Corona ist eine Chance
Corona ist eine Chance!
Nein, die Wahrheit ist,
dass Corona nur den Tod bringt,
dass es uns zerstört,
dass Corona uns alles nimmt,
Ich glaube nicht,
dass Corona unsere Rettung ist,
dass es uns erweckt,
dass Corona durch Distanz zeigt, wie wertvoll Nähe ist,
Es ist doch so,
dass Corona uns einsam macht.
Ich weigere mich zu akzeptieren,
dass Corona uns zeigt, worauf es im Leben ankommt.
Dass wir menschlicher werden,
zusammenhalten,
aneinander denken,
dass wir nachdenken,
es ist doch offensichtlich,
dass Corona die neue Pest ist,
dass wir alle daran sterben werden,
dass dies unser Ende ist,
es wäre gelogen, würde ich sagen,
Corona bringt uns zusammen!
Diese Zeilen werden am Ende von unten nach oben gelesen
und haben so eine ganz andere Bedeutung. Alles hat zwei Seiten …
Bettina Weissenbrunner
Zum ersten Mal?
“Wann hast du zum letzten Mal etwas zum ersten Mal gemacht?”, frage ich gerne – andere wie auch mich selbst. In der Regel entstehen daraus interessante Überlegungen und Gespräche. Meistens fällt es erwachsenen Menschen schwer, etwas zu benennen, das sie erst kürzlich zum ersten Mal gemacht haben. Wir Erwachsene laufen so sehr in vertrauten Bahnen und eingespielten Routinen, da findet sich selten Neues.
Zurzeit ist das anders. Zurzeit machen viele vieles zum ersten Mal. Und erleben dadurch die Welt anders. Wir erfahren die vertraute Welt, in der wir leben, wieder neu, weil wir vieles anders machen müssen als bis anhin und dazu auch noch anderes machen müssen. Dadurch wird uns die Welt wie neu. Wir sehen Blumen am Weg, die wir noch nie gesehen haben. Wir hören Vogelstimmen, die wir noch nie gehört haben. Die Luft riecht anders und z.T. sehen sogar bekannte Menschen anders aus. Wir tun Neues oder tun etwas auf neue Weise und anderes als bis anhin ist jetzt wichtig. Wir nehmen uns Zeit für eine zufällige Begegnung, für ein Gespräch am Weg. Wir lesen und denken, spielen und backen, lachen und weinen – und zwischendurch beten wir auch.

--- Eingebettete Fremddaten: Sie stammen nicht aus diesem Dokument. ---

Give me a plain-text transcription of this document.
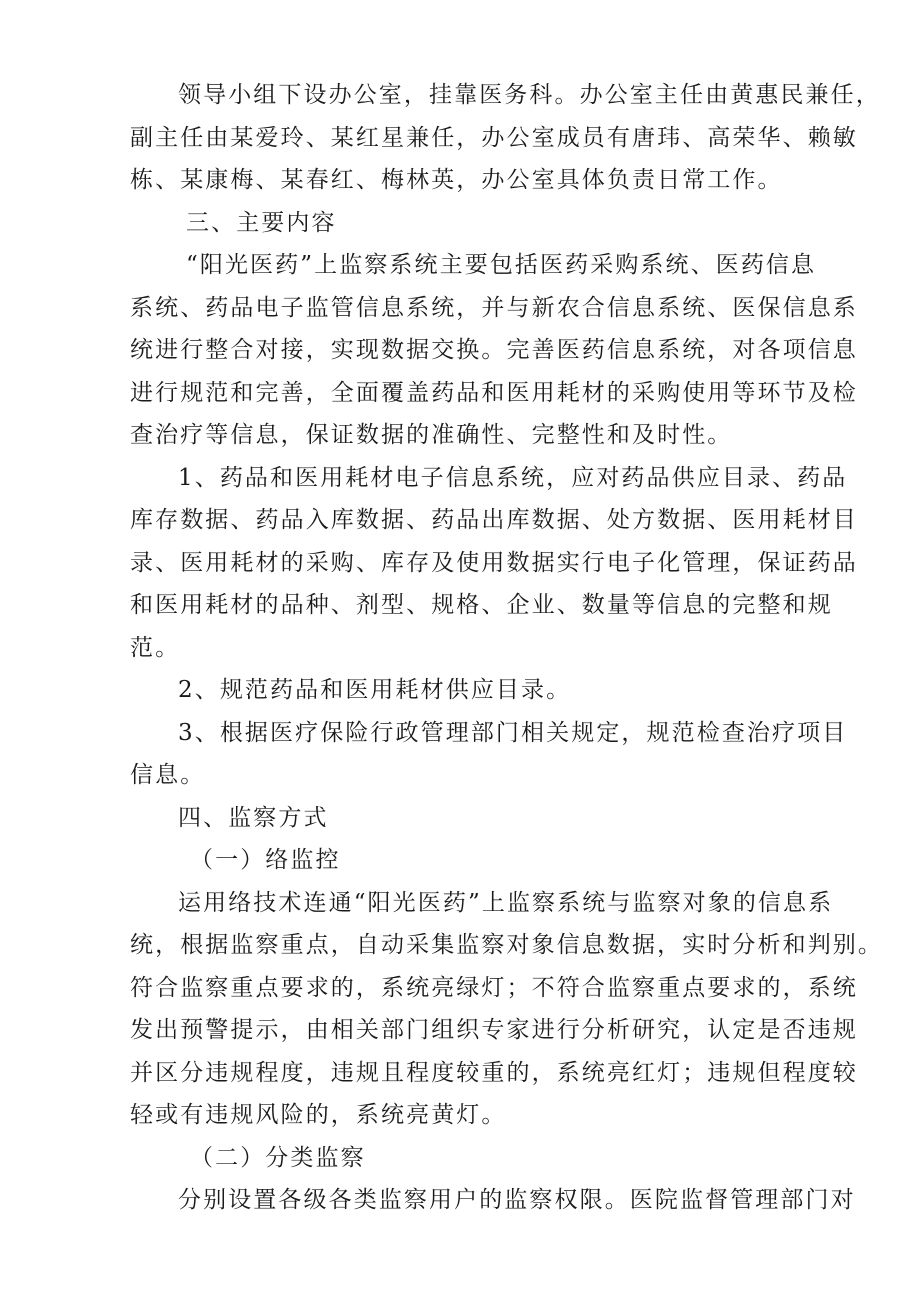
领导小组下设办公室，挂靠医务科。办公室主任由黄惠民兼任，
副主任由某爱玲、某红星兼任，办公室成员有唐玮、高荣华、赖敏
栋、某康梅、某春红、梅林英，办公室具体负责日常工作。
三、主要内容
“阳光医药”上监察系统主要包括医药采购系统、医药信息
系统、药品电子监管信息系统，并与新农合信息系统、医保信息系
统进行整合对接，实现数据交换。完善医药信息系统，对各项信息
进行规范和完善，全面覆盖药品和医用耗材的采购使用等环节及检
查治疗等信息，保证数据的准确性、完整性和及时性。
1、药品和医用耗材电子信息系统，应对药品供应目录、药品
库存数据、药品入库数据、药品出库数据、处方数据、医用耗材目
录、医用耗材的采购、库存及使用数据实行电子化管理，保证药品
和医用耗材的品种、剂型、规格、企业、数量等信息的完整和规
范。
2、规范药品和医用耗材供应目录。
3、根据医疗保险行政管理部门相关规定，规范检查治疗项目
信息。
四、监察方式
（一）络监控
运用络技术连通“阳光医药”上监察系统与监察对象的信息系
统，根据监察重点，自动采集监察对象信息数据，实时分析和判别。
符合监察重点要求的，系统亮绿灯；不符合监察重点要求的，系统
发出预警提示，由相关部门组织专家进行分析研究，认定是否违规
并区分违规程度，违规且程度较重的，系统亮红灯；违规但程度较
轻或有违规风险的，系统亮黄灯。
（二）分类监察
分别设置各级各类监察用户的监察权限。医院监督管理部门对
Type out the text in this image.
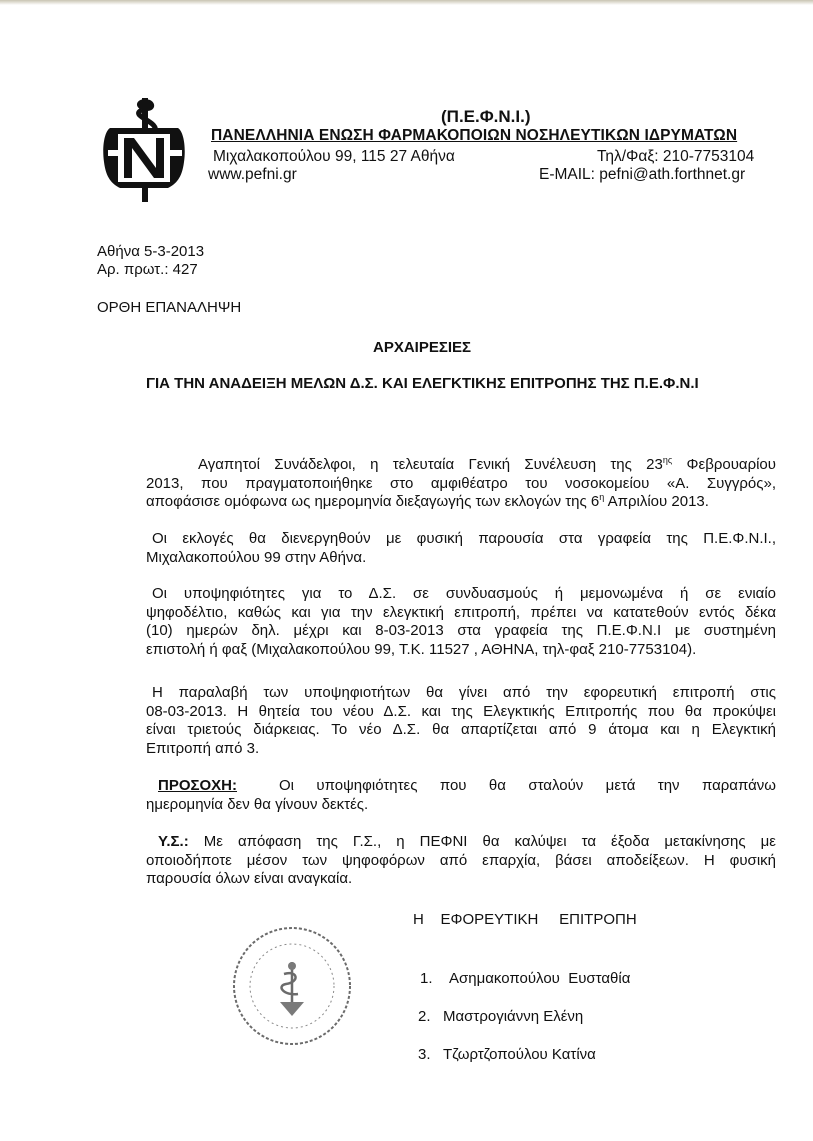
(Π.Ε.Φ.Ν.Ι.)
ΠΑΝΕΛΛΗΝΙΑ ΕΝΩΣΗ ΦΑΡΜΑΚΟΠΟΙΩΝ ΝΟΣΗΛΕΥΤΙΚΩΝ ΙΔΡΥΜΑΤΩΝ
Μιχαλακοπούλου 99, 115 27 Αθήνα	Τηλ/Φαξ: 210-7753104
www.pefni.gr	E-MAIL: pefni@ath.forthnet.gr
Αθήνα 5-3-2013
Αρ. πρωτ.: 427
ΟΡΘΗ ΕΠΑΝΑΛΗΨΗ
ΑΡΧΑΙΡΕΣΙΕΣ
ΓΙΑ ΤΗΝ ΑΝΑΔΕΙΞΗ ΜΕΛΩΝ Δ.Σ. ΚΑΙ ΕΛΕΓΚΤΙΚΗΣ ΕΠΙΤΡΟΠΗΣ ΤΗΣ Π.Ε.Φ.Ν.Ι
Αγαπητοί Συνάδελφοι, η τελευταία Γενική Συνέλευση της $23^{\eta\varsigma}$ Φεβρουαρίου
2013, που πραγματοποιήθηκε στο αμφιθέατρο του νοσοκομείου «Α. Συγγρός»,
αποφάσισε ομόφωνα ως ημερομηνία διεξαγωγής των εκλογών της $6^\eta$ Απριλίου 2013.
Οι εκλογές θα διενεργηθούν με φυσική παρουσία στα γραφεία της Π.Ε.Φ.Ν.Ι.,
Μιχαλακοπούλου 99 στην Αθήνα.
Οι υποψηφιότητες για το Δ.Σ. σε συνδυασμούς ή μεμονωμένα ή σε ενιαίο
ψηφοδέλτιο, καθώς και για την ελεγκτική επιτροπή, πρέπει να κατατεθούν εντός δέκα
(10) ημερών δηλ. μέχρι και 8-03-2013 στα γραφεία της Π.Ε.Φ.Ν.Ι με συστημένη
επιστολή ή φαξ (Μιχαλακοπούλου 99, Τ.Κ. 11527 , ΑΘΗΝΑ, τηλ-φαξ 210-7753104).
Η παραλαβή των υποψηφιοτήτων θα γίνει από την εφορευτική επιτροπή στις
08-03-2013. Η θητεία του νέου Δ.Σ. και της Ελεγκτικής Επιτροπής που θα προκύψει
είναι τριετούς διάρκειας. Το νέο Δ.Σ. θα απαρτίζεται από 9 άτομα και η Ελεγκτική
Επιτροπή από 3.
ΠΡΟΣΟΧΗ:	Οι υποψηφιότητες που θα σταλούν μετά την παραπάνω
ημερομηνία δεν θα γίνουν δεκτές.
Υ.Σ.: Με απόφαση της Γ.Σ., η ΠΕΦΝΙ θα καλύψει τα έξοδα μετακίνησης με
οποιοδήποτε μέσον των ψηφοφόρων από επαρχία, βάσει αποδείξεων. Η φυσική
παρουσία όλων είναι αναγκαία.
Η    ΕΦΟΡΕΥΤΙΚΗ     ΕΠΙΤΡΟΠΗ
1. Ασημακοπούλου  Ευσταθία
2. Μαστρογιάννη Ελένη
3. Τζωρτζοπούλου Κατίνα
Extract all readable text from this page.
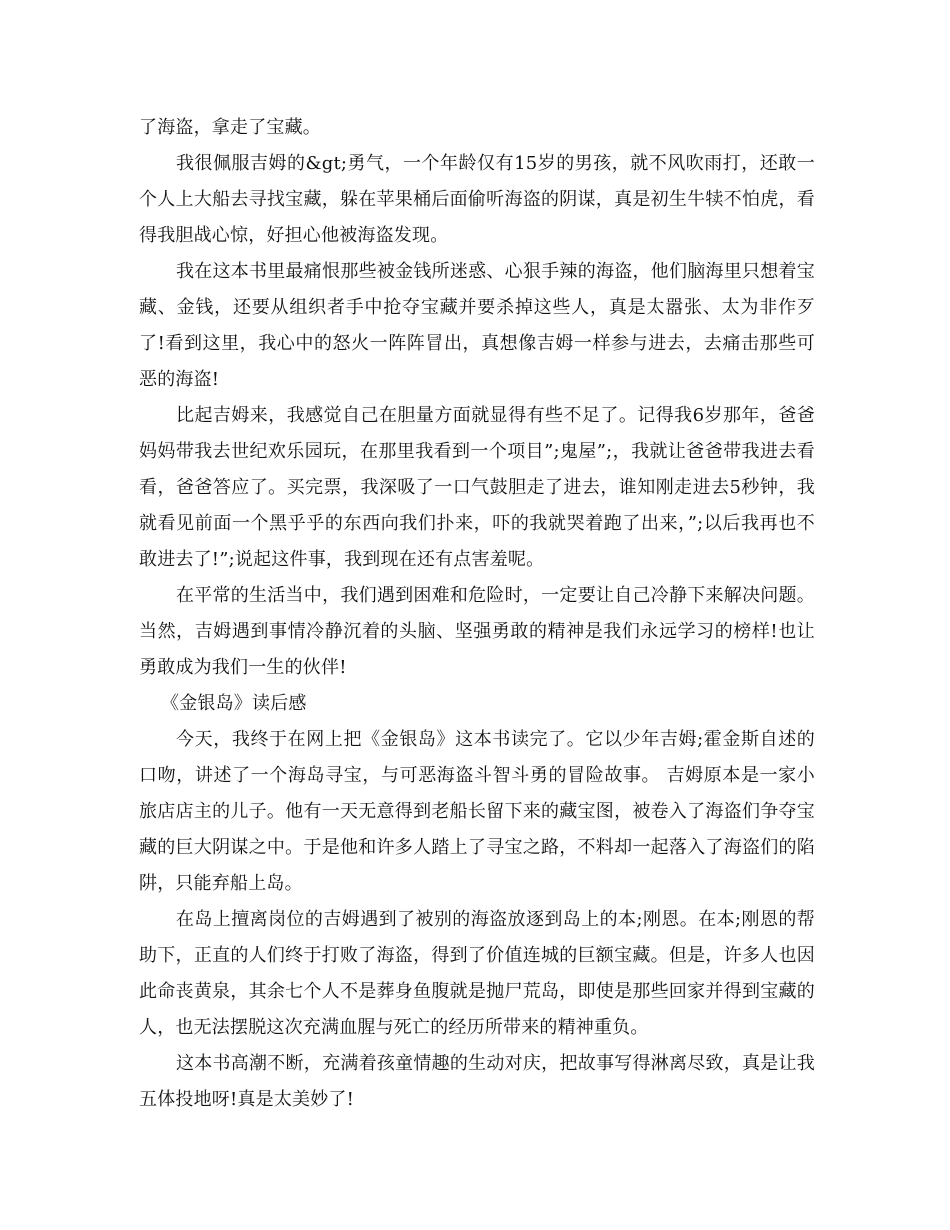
了海盗，拿走了宝藏。

我很佩服吉姆的&gt;勇气，一个年龄仅有15岁的男孩，就不风吹雨打，还敢一个人上大船去寻找宝藏，躲在苹果桶后面偷听海盗的阴谋，真是初生牛犊不怕虎，看得我胆战心惊，好担心他被海盗发现。

我在这本书里最痛恨那些被金钱所迷惑、心狠手辣的海盗，他们脑海里只想着宝藏、金钱，还要从组织者手中抢夺宝藏并要杀掉这些人，真是太嚣张、太为非作歹了!看到这里，我心中的怒火一阵阵冒出，真想像吉姆一样参与进去，去痛击那些可恶的海盗!

比起吉姆来，我感觉自己在胆量方面就显得有些不足了。记得我6岁那年，爸爸妈妈带我去世纪欢乐园玩，在那里我看到一个项目”;鬼屋”;，我就让爸爸带我进去看看，爸爸答应了。买完票，我深吸了一口气鼓胆走了进去，谁知刚走进去5秒钟，我就看见前面一个黑乎乎的东西向我们扑来，吓的我就哭着跑了出来，”;以后我再也不敢进去了!”;说起这件事，我到现在还有点害羞呢。

在平常的生活当中，我们遇到困难和危险时，一定要让自己冷静下来解决问题。当然，吉姆遇到事情冷静沉着的头脑、坚强勇敢的精神是我们永远学习的榜样!也让勇敢成为我们一生的伙伴!

《金银岛》读后感

今天，我终于在网上把《金银岛》这本书读完了。它以少年吉姆;霍金斯自述的口吻，讲述了一个海岛寻宝，与可恶海盗斗智斗勇的冒险故事。 吉姆原本是一家小旅店店主的儿子。他有一天无意得到老船长留下来的藏宝图，被卷入了海盗们争夺宝藏的巨大阴谋之中。于是他和许多人踏上了寻宝之路，不料却一起落入了海盗们的陷阱，只能弃船上岛。

在岛上擅离岗位的吉姆遇到了被别的海盗放逐到岛上的本;刚恩。在本;刚恩的帮助下，正直的人们终于打败了海盗，得到了价值连城的巨额宝藏。但是，许多人也因此命丧黄泉，其余七个人不是葬身鱼腹就是抛尸荒岛，即使是那些回家并得到宝藏的人，也无法摆脱这次充满血腥与死亡的经历所带来的精神重负。

这本书高潮不断，充满着孩童情趣的生动对庆，把故事写得淋离尽致，真是让我五体投地呀!真是太美妙了!
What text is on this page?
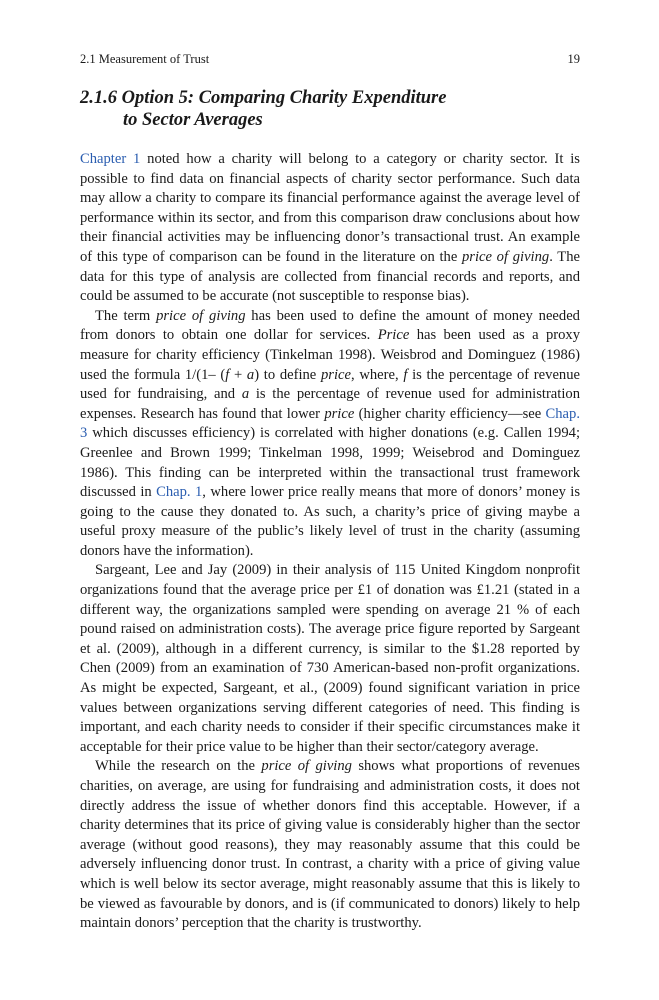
2.1 Measurement of Trust	19
2.1.6 Option 5: Comparing Charity Expenditure
to Sector Averages

Chapter 1 noted how a charity will belong to a category or charity sector. It is possible to find data on financial aspects of charity sector performance. Such data may allow a charity to compare its financial performance against the average level of performance within its sector, and from this comparison draw conclusions about how their financial activities may be influencing donor’s transactional trust. An example of this type of comparison can be found in the literature on the price of giving. The data for this type of analysis are collected from financial records and reports, and could be assumed to be accurate (not susceptible to response bias).

The term price of giving has been used to define the amount of money needed from donors to obtain one dollar for services. Price has been used as a proxy measure for charity efficiency (Tinkelman 1998). Weisbrod and Dominguez (1986) used the formula 1/(1– (f + a) to define price, where, f is the percentage of revenue used for fundraising, and a is the percentage of revenue used for administration expenses. Research has found that lower price (higher charity efficiency—see Chap. 3 which discusses efficiency) is correlated with higher donations (e.g. Callen 1994; Greenlee and Brown 1999; Tinkelman 1998, 1999; Weisebrod and Dominguez 1986). This finding can be interpreted within the transactional trust framework discussed in Chap. 1, where lower price really means that more of donors’ money is going to the cause they donated to. As such, a charity’s price of giving maybe a useful proxy measure of the public’s likely level of trust in the charity (assuming donors have the information).

Sargeant, Lee and Jay (2009) in their analysis of 115 United Kingdom nonprofit organizations found that the average price per £1 of donation was £1.21 (stated in a different way, the organizations sampled were spending on average 21 % of each pound raised on administration costs). The average price figure reported by Sargeant et al. (2009), although in a different currency, is similar to the $1.28 reported by Chen (2009) from an examination of 730 American-based non-profit organizations. As might be expected, Sargeant, et al., (2009) found significant variation in price values between organizations serving different categories of need. This finding is important, and each charity needs to consider if their specific circumstances make it acceptable for their price value to be higher than their sector/category average.

While the research on the price of giving shows what proportions of revenues charities, on average, are using for fundraising and administration costs, it does not directly address the issue of whether donors find this acceptable. However, if a charity determines that its price of giving value is considerably higher than the sector average (without good reasons), they may reasonably assume that this could be adversely influencing donor trust. In contrast, a charity with a price of giving value which is well below its sector average, might reasonably assume that this is likely to be viewed as favourable by donors, and is (if communicated to donors) likely to help maintain donors’ perception that the charity is trustworthy.
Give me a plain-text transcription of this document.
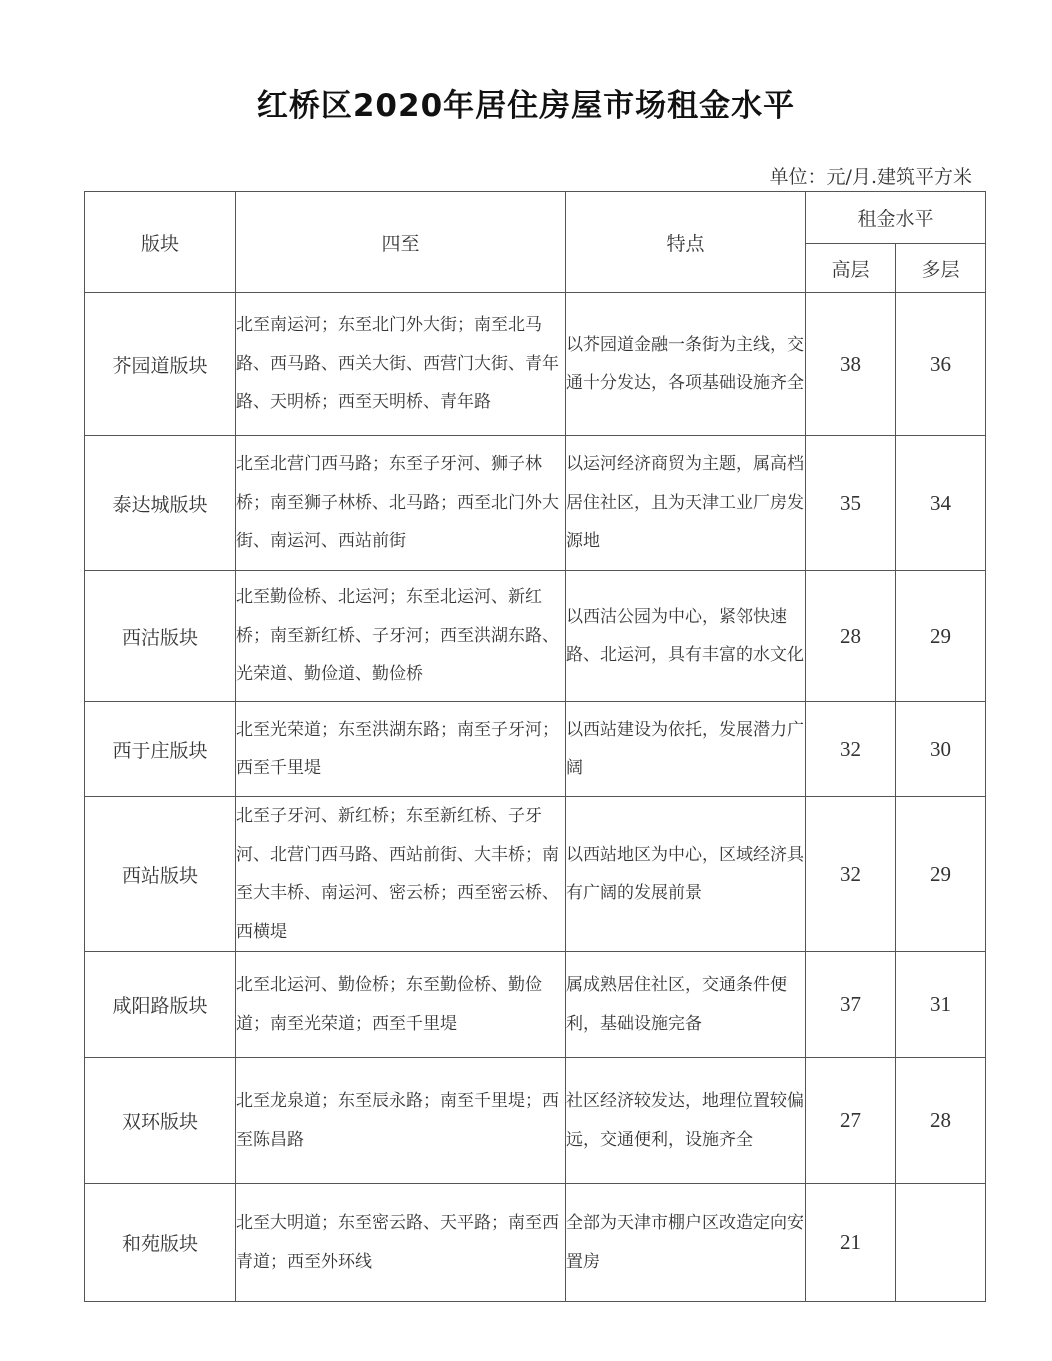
红桥区2020年居住房屋市场租金水平
单位：元/月.建筑平方米
版块	四至	特点	租金水平	
			高层	多层
芥园道版块	北至南运河；东至北门外大街；南至北马路、西马路、西关大街、西营门大街、青年路、天明桥；西至天明桥、青年路	以芥园道金融一条街为主线，交通十分发达，各项基础设施齐全	38	36
泰达城版块	北至北营门西马路；东至子牙河、狮子林桥；南至狮子林桥、北马路；西至北门外大街、南运河、西站前街	以运河经济商贸为主题，属高档居住社区，且为天津工业厂房发源地	35	34
西沽版块	北至勤俭桥、北运河；东至北运河、新红桥；南至新红桥、子牙河；西至洪湖东路、光荣道、勤俭道、勤俭桥	以西沽公园为中心，紧邻快速路、北运河，具有丰富的水文化	28	29
西于庄版块	北至光荣道；东至洪湖东路；南至子牙河；西至千里堤	以西站建设为依托，发展潜力广阔	32	30
西站版块	北至子牙河、新红桥；东至新红桥、子牙河、北营门西马路、西站前街、大丰桥；南至大丰桥、南运河、密云桥；西至密云桥、西横堤	以西站地区为中心，区域经济具有广阔的发展前景	32	29
咸阳路版块	北至北运河、勤俭桥；东至勤俭桥、勤俭道；南至光荣道；西至千里堤	属成熟居住社区，交通条件便利，基础设施完备	37	31
双环版块	北至龙泉道；东至辰永路；南至千里堤；西至陈昌路	社区经济较发达，地理位置较偏远，交通便利，设施齐全	27	28
和苑版块	北至大明道；东至密云路、天平路；南至西青道；西至外环线	全部为天津市棚户区改造定向安置房	21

Wann hast du zum letzten Mal etwas zum ersten Mal gemacht? Ein Kind kann diese Frage jederzeit mühelos beantworten. “Werdet wie die Kinder”, riet Jesus schon vor langem. Vielleicht ist jetzt die beste Gelegenheit, dem näher zu kommen.
Herzlich, Christina Huppenbauer
Ich habe einen Traum
Kennen Sie das? Manchmal wünsche ich mir, ich würde am Morgen aufwachen und alles wäre wie immer: die Corona Krise nichts als ein böser Traum. Und am liebsten wäre mir dann, auch die Klimakrise wäre nichts als ein Hirngespinst, verblassend im Morgenlicht.
Doch so wird es nicht sein, da hilft alles träumen nichts. Die Krise ist da und sie verlangt unser entschlossenes Handeln. Dennoch habe ich einen Traum. Ich träume davon, wie es sein wird nachher, wenn auch diese Zeit der Krise Geschichte geworden ist. Unsere Gesellschaft wird nicht mehr dieselbe sein, so sagt man.
Wenn ich diesem Tagtraum nachhänge, dann denke ich, in welch eigenartiger Zeit wir doch leben. Gerade noch hält uns die Klimakrise in Atem, und nun erleben wir die Corona Krise, die uns noch viel offensichtlicher und persönlicher nahe geht. Könnte man sagen: Dem Planeten geht es mit der Klimakrise schon länger so wie uns Menschen aktuell mit der Corona-Krise?
Auch hier: Beinahe zu spät für das rettende Handeln.
Auch hier: Es geht uns allen ans Lebendige.
Auch hier: Drastische Einschnitte in den Alltag aller sind nötig.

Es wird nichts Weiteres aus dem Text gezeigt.